The storage in upper and lower groundwater and the runoff in upper/lower groundwater were simulated individually based on Equations (5)–(7). The simulation results are shown in Figures 9 and 10. The upper groundwater in Poiqu/Bhotekoshi basin is in an aquifer formed by metamorphic rocks, granites and shallow-water sedimentary rock of the Himalayas (Kazuo 1993). Because the aquifer has good water yield property, the regular or seasonal rainfall or snowfall are all likely to result in considerable storage volumes. The annual peak of the upper groundwater storage appeared in mid-August and varied between 140 and 200 mm (Figure 9). Within a year, the upper groundwater storage increased from March, reached the peak in August, and then fell back in early November.
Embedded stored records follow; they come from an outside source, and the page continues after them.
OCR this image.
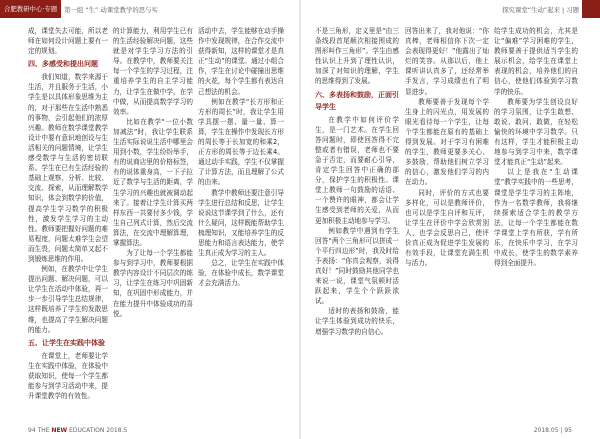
合肥教研中心·专题	第一组 “生” 动课堂教学的思与实	探究课堂“生动”起来 | 习题

成，课堂失去可能，所以老师在如何设计问题上要有一定的规划。

四、多感受和提出问题

我们知道，数学来源于生活，并且服务于生活，小学生是以具体形象思维为主的，对于那些在生活中熟悉的事物，会引起他们的浓厚兴趣。教师在数学课堂教学设计中要有意识地创设与生活相关的问题情境，让学生感受数学与生活的密切联系。学生在已有生活经验的基础上观察、分析、比较、交流、探索，从而理解数学知识，体会到数学的价值，提高学生学习数学的积极性，激发学生学习的主动性。教师要把握好问题的难易程度，问题太难学生会望而生畏，问题太简单又起不到锻炼思维的作用。

例如，在教学中让学生提出问题、解决问题，可以让学生在活动中体验，再一步一步引导学生总结规律，这样既培养了学生的发散思维，也提高了学生解决问题的能力。

五、让学生在实践中体验

在课堂上，老师要让学生在实践中体验，在体验中获取知识，使每一个学生都能参与到学习活动中来，提升课堂教学的有效性。

的计算能力，利用学生已有的生活经验解决问题，这些就是对学生学习方法的引导。在教学中，教师要关注每一个学生的学习过程，注重培养学生的自主学习能力，让学生在做中学，在学中做，从而提高数学学习的效率。

比如在教学“一位小数加减法”时，我让学生联系生活实际说说生活中哪里会用到小数，学生纷纷举手，有的说商店里的价格标签，有的说体重身高，一下子拉近了数学与生活的距离，学生学习的兴趣也就被调动起来了。接着让学生计算买两样东西一共要付多少钱，学生自己列式计算，然后交流算法，在交流中理解算理，掌握算法。

为了让每一个学生都能参与到学习中，教师要根据教学内容设计不同层次的练习，让学生在练习中巩固新知，在巩固中形成能力，并在能力提升中体验成功的喜悦。

活动中去，学生能够在动手操作中发现规律，在合作交流中获得新知，这样的课堂才是真正“生动”的课堂。通过小组合作，学生在讨论中碰撞出思维的火花，每个学生都有表达自己想法的机会。

例如在教学“长方形和正方形的周长”时，我让学生用学具摆一摆、量一量、算一算，学生在操作中发现长方形的周长等于长加宽的和乘2，正方形的周长等于边长乘4。通过动手实践，学生不仅掌握了计算方法，而且理解了公式的由来。

教学中教师还要注意引导学生进行总结和反思，让学生说说这节课学到了什么，还有什么疑问，这样既能帮助学生梳理知识，又能培养学生的反思能力和语言表达能力，使学生真正成为学习的主人。

总之，让学生在实践中体验，在体验中成长，数学课堂才会充满活力。

不是三角形，定义里是“由三条线段首尾顺次相接围成的图形叫作三角形”。学生由感性认识上升到了理性认识，加深了对知识的理解，学生的思维得到了发展。

六、多表扬和鼓励，正面引导学生

在教学中如何评价学生，是一门艺术。在学生回答问题时，即使回答得不完整或者有错误，老师也不要急于否定，而要耐心引导，肯定学生回答中正确的部分，保护学生的积极性。课堂上教师一句鼓励的话语、一个赞许的眼神，都会让学生感受到老师的关爱，从而更加积极主动地参与学习。

例如教学中遇到有学生回答“两个三角形可以拼成一个平行四边形”时，我及时给予表扬：“你真会观察，说得真好！”同时鼓励其他同学也来说一说，课堂气氛顿时活跃起来，学生个个跃跃欲试。

适时的表扬和鼓励，能让学生体验到成功的快乐，增强学习数学的自信心。

回答出来了，我对他说：“你真棒，老师相信你下次一定会表现得更好！”他露出了灿烂的笑容。从那以后，他上课听讲认真多了，还经常举手发言，学习成绩也有了明显进步。

教师要善于发现每个学生身上的闪光点，用发展的眼光看待每一个学生，让每个学生都能在原有的基础上得到发展。对于学习有困难的学生，教师更要多关心、多鼓励，帮助他们树立学习的信心，激发他们学习的内在动力。

同时，评价的方式也要多样化，可以是教师评价，也可以是学生自评和互评，让学生在评价中学会欣赏别人，也学会反思自己，使评价真正成为促进学生发展的有效手段，让课堂充满生机与活力。

给学生成功的机会，尤其是让“偏难”学习困难的学生，教师要善于提供适当学生的展示机会，给学生在课堂上表现的机会，培养他们的自信心，使他们体验到学习数学的快乐。

教师要为学生创设良好的学习氛围，让学生敢想、敢说、敢问、敢做，在轻松愉快的环境中学习数学。只有这样，学生才能积极主动地参与到学习中来，数学课堂才能真正“生动”起来。

以上是我在“生动课堂”教学实践中的一些思考，课堂是学生学习的主阵地，作为一名数学教师，我将继续探索适合学生的教学方法，让每一个学生都能在数学课堂上学有所获，学有所乐，在快乐中学习，在学习中成长，使学生的数学素养得到全面提升。

94 THE NEW EDUCATION 2018.5	2018.05 | 95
The lower layer is formed by metamorphism and weak metamorphic sedimentary rocks from Precambrian to Paleozoic. Although the peak value of storage in the lower layer was also observed in August, the value only ranges from 120 to 180 mm. The seasons having an increasing water concentration were from July to early September, while the other months were lower than 50 mm. Compared to the upper level, the volume and recharging period in lower-level groundwater are significantly less or shorter than the upper level. As the lower layer has a larger elastic storage water rate, the contribution of periodic inland recharge on the storage is effectively reduced. In general, the contribution of the lower layer to groundwater storage is around 12–24% of the upper layer.
The total runoff in Poiqu/Bhotekoshi basin was calculated as the sum of the upper and the lower runoff (Figure 10). The water level of the upper groundwater goes up as the rainfall infiltration recharge increases. The correlation between the upper runoff, the storage and rainfall are quite significant. The simulation results show that the runoff in lower groundwater is twice as high as the upper level; on the other hand, the storage in lower groundwater is slightly lower than the upper level. When the surface water level rises, the underwater pressure increases, the water infiltration increases, and the peak value of groundwater runoff curve will be higher. In the season of heavy rainfall, the infiltration of rainwater also increases, and the peak value of groundwater runoff curve will be higher. One of the reasons is that the water level of the storage in upper groundwater is always greater than the lower, which leads the groundwater to flow downwards to the soil aquifer. Another reason is that part of the water flows into the sea due to the hydraulic gradient.
Basin runoff
In this study, the runoff was represented by the runoff depth. The daily runoff in the simulated annual cycle shows a similar overall trend. It increases in early January, peaks in August, and then declines in October. In August 1988, the maximum runoff reached 714 mm, and the maximum of other years ranged from 300 to 470 mm (Figure 4). According to the spatial pattern of the runoff depth in the Poiqu/Bhotekoshi basin, the runoff depth gradually increased from north to south. The runoff depth on the northern slope of the Himalayas was relatively lower (0.97–340 mm), while the southern slope had an average of 200–2,100 mm. From May–September, the runoff depth increased until it peaked in August, and the overall monthly average was up to 574 mm with a minimum average of 327 mm. The periods with lower runoff depth were mainly in the dry season or winter, for example, January–April and October–December, as shown in Figure 5.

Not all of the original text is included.